34.3.1 Choice of COS Protocols for Cancer Patients
Natural-cycle protocol
Tamoxifen alone
Tamoxifen combined with gonadotropins
Aromatase inhibitors (letrozole)
Aromatase inhibitors combined with gonadotropins
Gonadotropins
Long agonist protocol
Short agonist protocol
Antagonist protocol
Conventional-start protocol
Random-start/any phase stimulation protocol
34.3.2 Natural-Cycle IVF/ICSI Protocol
Since the elevation of estradiol levels is undesirable in estrogen receptor-positive cancer women, these patients have been offered natural-cycle IVF, which resulted in a single embryo in approximately 60 % of the preservation cycles [25].
However, for those patients diagnosed with current cancer, they usually have a single cycle opportunity owing to the time constraints. Maximizing the number of oocytes and embryos is extremely important; therefore, natural-cycle IVF giving only one or two oocytes and high rate of cycle cancelation is ineffective and not recommended for the purpose of fertility preservation [3].
34.3.3 Tamoxifen
It is a nonsteroidal triphenylethylene compound related to clomiphene and known to have an antiestrogenic action on breast tissue. This acts by inhibiting the growth of breast tumors by competitive antagonism of estrogen at its receptor site and accepted as first-line drug in hormonal prevention and treatment of estrogen receptor-possible breast cancer [26]. The selective antagonist action of tamoxifen on the estrogen receptors in the central nervous system (similar to that of clomiphene) leads to an increase in GnRH secretion from the hypothalamus and a subsequent release of FSH from the pituitary, resulting in the stimulation of ovarian follicular development [3].

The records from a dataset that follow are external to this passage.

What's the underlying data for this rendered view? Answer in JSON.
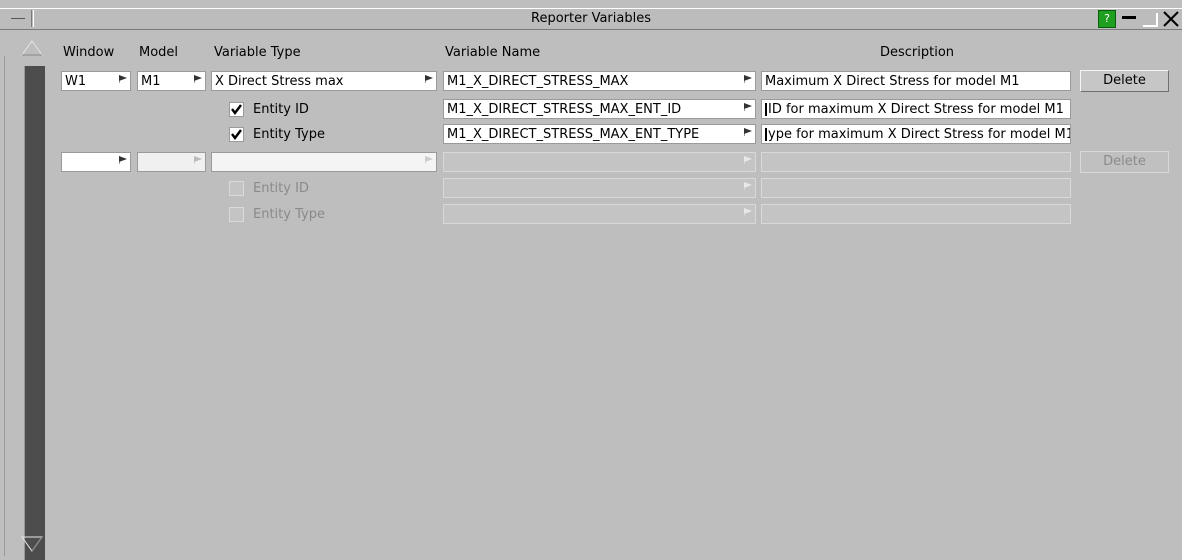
{
  "window": {
    "title": "Reporter Variables"
  },
  "title_buttons": {
    "help_label": "?"
  },
  "columns": {
    "window": "Window",
    "model": "Model",
    "variable_type": "Variable Type",
    "variable_name": "Variable Name",
    "description": "Description"
  },
  "rows": [
    {
      "window": "W1",
      "model": "M1",
      "variable_type": "X Direct Stress max",
      "variable_name": "M1_X_DIRECT_STRESS_MAX",
      "description": "Maximum X Direct Stress for model M1",
      "delete_label": "Delete",
      "sub": [
        {
          "checked": true,
          "label": "Entity ID",
          "variable_name": "M1_X_DIRECT_STRESS_MAX_ENT_ID",
          "description": "ID for maximum X Direct Stress for model M1"
        },
        {
          "checked": true,
          "label": "Entity Type",
          "variable_name": "M1_X_DIRECT_STRESS_MAX_ENT_TYPE",
          "description": "ype for maximum X Direct Stress for model M1"
        }
      ]
    },
    {
      "window": "",
      "model": "",
      "variable_type": "",
      "variable_name": "",
      "description": "",
      "delete_label": "Delete",
      "sub": [
        {
          "checked": false,
          "label": "Entity ID",
          "variable_name": "",
          "description": ""
        },
        {
          "checked": false,
          "label": "Entity Type",
          "variable_name": "",
          "description": ""
        }
      ]
    }
  ],
  "colors": {
    "background": "#bebebe",
    "help_button": "#1f9f1f",
    "scroll_track": "#4d4d4d"
  }
}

Tamoxifen can be used for COS alone starting on day 2–5 of the menstrual cycle in doses of 20–60 mg/day or in combination with gonadotropins, similar to the use of clomiphene [27]. Its usage has been suggested in estrogen receptor-positive breast cancer patients and shown to increase the mature oocyte and embryo yield compared with natural-cycle IVF (1.6 vs. 0.7 and 1.6 vs. 0.6, respectively) and reduce cycle cancelations [25]. When combined with gonadotropins, there is further increase in the number of oocytes (5.1 vs. 1.5) and embryos (3.8 vs. 1.3) [28]. As tamoxifen has stimulatory effect on the endometrium, it cannot be used in women with endometrial cancer for ovarian stimulation.
34.3.4 Aromatase Inhibitors: Letrozole
The third-generation aromatase inhibitors such as letrozole significantly reduce the risk of recurrence in postmenopausal women with hormone receptor-positive breast cancer. Centrally, these release the hypothalamic-pituitary axis from estrogenic negative feedback, increase the secretion of FSH by pituitary gland, and thereby stimulate follicle growth [29]. Stimulation protocols using letrozole with gonadotropins are currently preferred over tamoxifen protocols due to higher number of oocytes obtained and fertilized when compared to tamoxifen protocols [28]. The main advantage of adding daily letrozole to gonadotropins COS protocols is to decrease serum E2 levels to be closer to that observed in natural cycle which is <500 pg/ml, without affecting oocyte or embryo yield [30, 31].